We have thus shown that a good general parameter choice for this test case is \(\mu =5\) and \(\alpha = \beta = \lambda =1\), which is the same magnitude as the complex test cases considered in Sect. 4.1.3 and 4.2 and the same order of magnitude as the simple test case in Sect. 4.1. Using these general parameters, in Fig. 24 we consider the relationship of simulation accuracy versus computational cost. The figure shows that using mesh movement methods results in both a significant improvement in accuracy and a significant reduction in computational cost, even when general parameters are used rather than optimum parameters. (Note the optimum parameters plotted here are the parameters that provide the smallest error and are not necessarily the fastest simulations, hence why the general parameters perform better in the cost-to-accuracy ratio than the ‘optimum’ parameters). In many cases, it is possible to halve the discretisation error for the same computational cost, a notable improvement. This is a particularly good result if we wish to run this test case more than once for calibration purposes. In addition, using mesh movement methods reduces the number of mesh elements to required to achieve a good accuracy, which means that the memory costs of our simulation are reduced when using adjoint methods through pyadjoint (see Clare et al. (2021a)).

Therefore, we have shown that for test cases with relatively complex bathymetries and a wet-dry interface, we can not only in many cases more than halve the error for the same number of mesh elements but also reduce computational cost and improve model stability, even when using general parameters that have not been tuned for this specific test case, a noteworthy result.

Fig. 24
figure 24

Computational cost vs discretisation error for fixed mesh and mesh movement methods with general and optimum parameters for the tsunami with obstacle test case. Note the different points correspond to different numbers of mesh elements

Conclusion

In this work we have implemented a mesh movement scheme as part of a hydro-morphodynamic model for the first time. We have shown that these mesh movement methods can be used to improve accuracy and decrease the computational cost of hydro-morphodynamic test cases with complex bathymetries and/or moving wet-dry interfaces. Moreover, in certain cases we have demonstrated that mesh movement can also improve model stability. A highlight is that these improvements are particularly significant with test cases with wet-dry interfaces, which many coastal zone applications include. For both the coastal zone test cases considered in this work, using mesh movement methods results in an error that is less than half the size of the error from the fixed uniform mesh with the same number of elements. This in turn leads to a reduction in computational and memory cost, and in future work will allow us both to simulate more complex wet-dry test cases accurately and efficiently, and to more readily conduct model calibration as more simulations can be performed for an equivalent cost.
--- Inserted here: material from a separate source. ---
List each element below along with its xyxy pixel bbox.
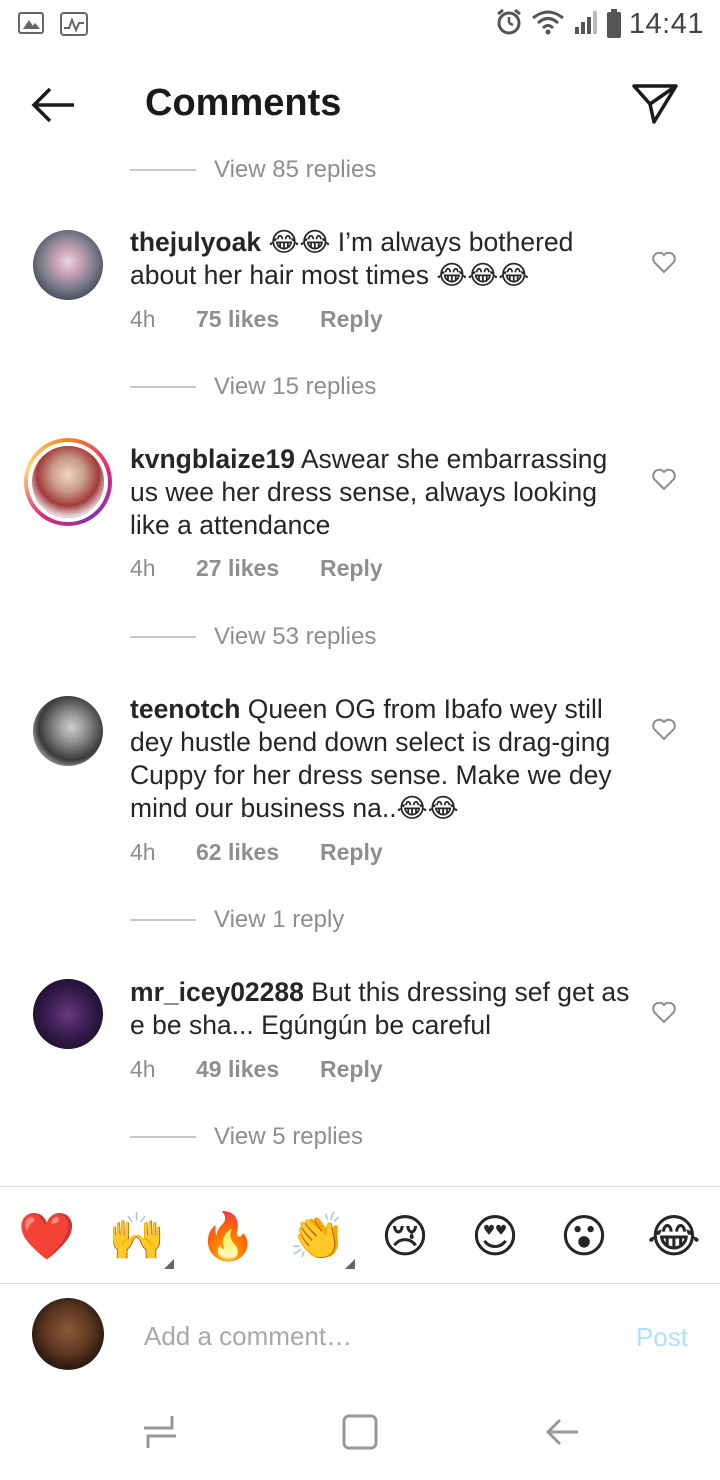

For the mesh movement method considered, we present a monitor function for which the scaling factor that optimises the error reduction is fairly predictable from the physical characteristics of the test case. In particular, we have found that for 2D cases, and 1D cases with steep gradients, optimum mesh parameters have a magnitude of approximately 5. This will facilitate using this monitor function on further problems. In this work, we have used small scale sensitivity studies to obtain these optimum mesh parameters, but in future work, we will use the more rigorous approach of the adjoint framework within Firedrake to allow us to determine the optimum values for the scaling parameters. Section 4.1 showed that our hydro-morphodynamic model can be combined with the adjoint framework to determine an optimum diffusivity coefficient, and thus this is a promising line for follow-up research.